How public involvement can improve the science of AI
Summary
This perspective argues that public involvement — especially engagement with lived-experience experts — is not merely a political or ethical add-on to AI evaluation but a means of strengthening its scientific rigor. Treating AI systems as sociotechnical artifacts whose reliability depends on social and organizational layers, Matias and Price contend that purely technical evaluations routinely miss flaws that participatory methods can surface.
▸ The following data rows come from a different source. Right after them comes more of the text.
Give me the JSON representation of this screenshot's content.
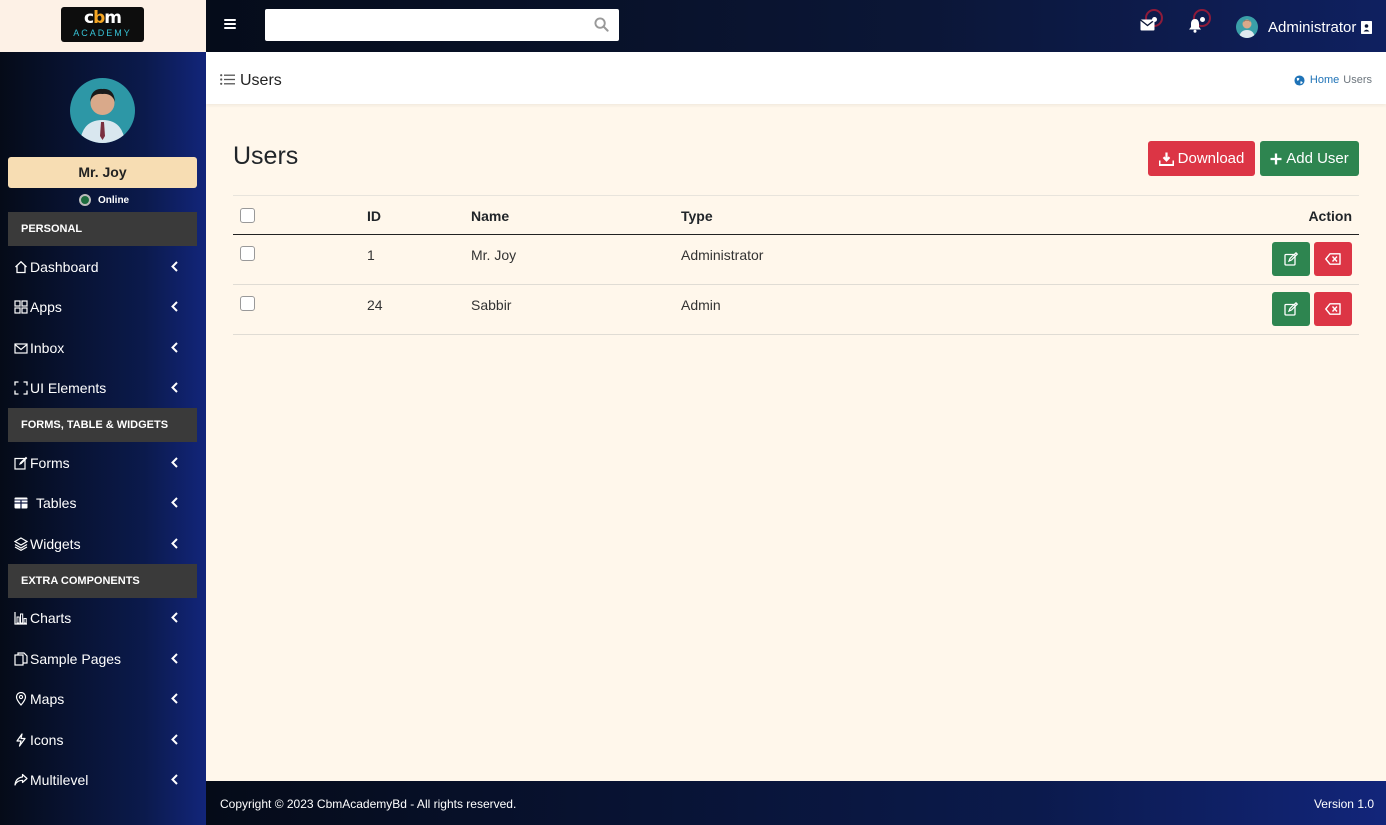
{
  "brand": {
    "logo_text": "cbm",
    "logo_sub": "ACADEMY"
  },
  "header": {
    "search_placeholder": "",
    "user_name": "Administrator"
  },
  "sidebar": {
    "profile_name": "Mr. Joy",
    "status": "Online",
    "sections": [
      "PERSONAL",
      "FORMS, TABLE & WIDGETS",
      "EXTRA COMPONENTS"
    ],
    "items": [
      {
        "label": "Dashboard",
        "icon": "home-icon"
      },
      {
        "label": "Apps",
        "icon": "grid-icon"
      },
      {
        "label": "Inbox",
        "icon": "envelope-icon"
      },
      {
        "label": "UI Elements",
        "icon": "fullscreen-icon"
      },
      {
        "label": "Forms",
        "icon": "edit-icon"
      },
      {
        "label": "Tables",
        "icon": "table-icon"
      },
      {
        "label": "Widgets",
        "icon": "layers-icon"
      },
      {
        "label": "Charts",
        "icon": "bar-chart-icon"
      },
      {
        "label": "Sample Pages",
        "icon": "files-icon"
      },
      {
        "label": "Maps",
        "icon": "map-pin-icon"
      },
      {
        "label": "Icons",
        "icon": "lightning-icon"
      },
      {
        "label": "Multilevel",
        "icon": "share-icon"
      }
    ]
  },
  "breadcrumb": {
    "title": "Users",
    "home": "Home",
    "current": "Users"
  },
  "main": {
    "heading": "Users",
    "download_label": "Download",
    "add_label": "Add User",
    "columns": {
      "id": "ID",
      "name": "Name",
      "type": "Type",
      "action": "Action"
    },
    "rows": [
      {
        "id": "1",
        "name": "Mr. Joy",
        "type": "Administrator"
      },
      {
        "id": "24",
        "name": "Sabbir",
        "type": "Admin"
      }
    ]
  },
  "footer": {
    "copyright": "Copyright © 2023 CbmAcademyBd - All rights reserved.",
    "version": "Version 1.0"
  },
  "colors": {
    "danger": "#dc3545",
    "success": "#2e8550",
    "link": "#1f73b7"
  }
}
They propose a five-stage framework (equipoise, measurement, explanation, inference, interpretation) describing where public participation materially improves the quality of quantitative AI science, and rebut standard objections about generality, subjectivity, reliability, and cost by drawing on established traditions in participatory science.
Key Contributions
- A five-stage framework — equipoise, measurement, explanation, inference, interpretation — for integrating public participation into quantitative AI evaluation.
- A typology of public-involvement models (contributory, cocreated, participatory governance) adapted from civic/citizen science to AI.
- A systematic rebuttal to scientific objections to participatory research in AI.
- A bridge between qualitative sociotechnical scholarship and quantitative evaluation practice.
- Reframing of trustworthy AI as dependent on trustworthy, participatory science rather than on technical assurance alone.
Methods
A conceptual review-and-perspective piece. The authors synthesize literatures on participatory science, AI fairness, algorithm auditing, and sociotechnical systems, and ground the argument in case studies drawn from 15+ years of their own work: human rights data analysis (HRDAG truth-commission work in Guatemala and Colombia), the Invisible Institute’s community coding of Chicago police complaints, the Allegheny Family Screening Tool reanalysis, Kaiser Permanente nursing protests, organ allocation governance, and Reddit field experiments on human–algorithm interaction.
Findings
- Mission-critical AI faces interlocking reliability, contextual-performance, security, and transparency problems that technical evaluation alone cannot resolve.
- Cocreated evaluation has uncovered substantive flaws missed by developers — e.g., HRDAG/ACLU’s reanalysis of the Allegheny Family Screening Tool revealed bipartite-ranking bias against Black families invisible to the original AUC-based evaluation.
- Community labeling of Chicago police complaints exposed allegations of sexual violation hidden by official single-category coding.
- Participatory hypothesis testing in a Reddit field experiment generated a sociotechnical theory of how human fact-checking shapes recommender behavior.
- Equipoise allows adversarial parties (truth commissions, organ allocation stakeholders) to commit to evidence-based processes despite competing interests.
- Community debriefing can preserve study validity by surfacing mid-study platform changes and unobserved confounders.
- Contributory citizen-science models in AI raise consent and labor concerns but can yield robust data when participants find genuine meaning in contributing.
Connections
This paper sits alongside Gillespie2026-aa and Unknown2025-qj in the emerging argument that participation in AI red-teaming and evaluation is an epistemic resource, not just a legitimacy mechanism — lived-experience expertise yields situated knowledge that closed technical teams structurally cannot produce. Where related work often focuses on red-teaming specifically, Matias and Price generalize the case across the full evaluation pipeline, connecting it to longer traditions in participatory and civic science.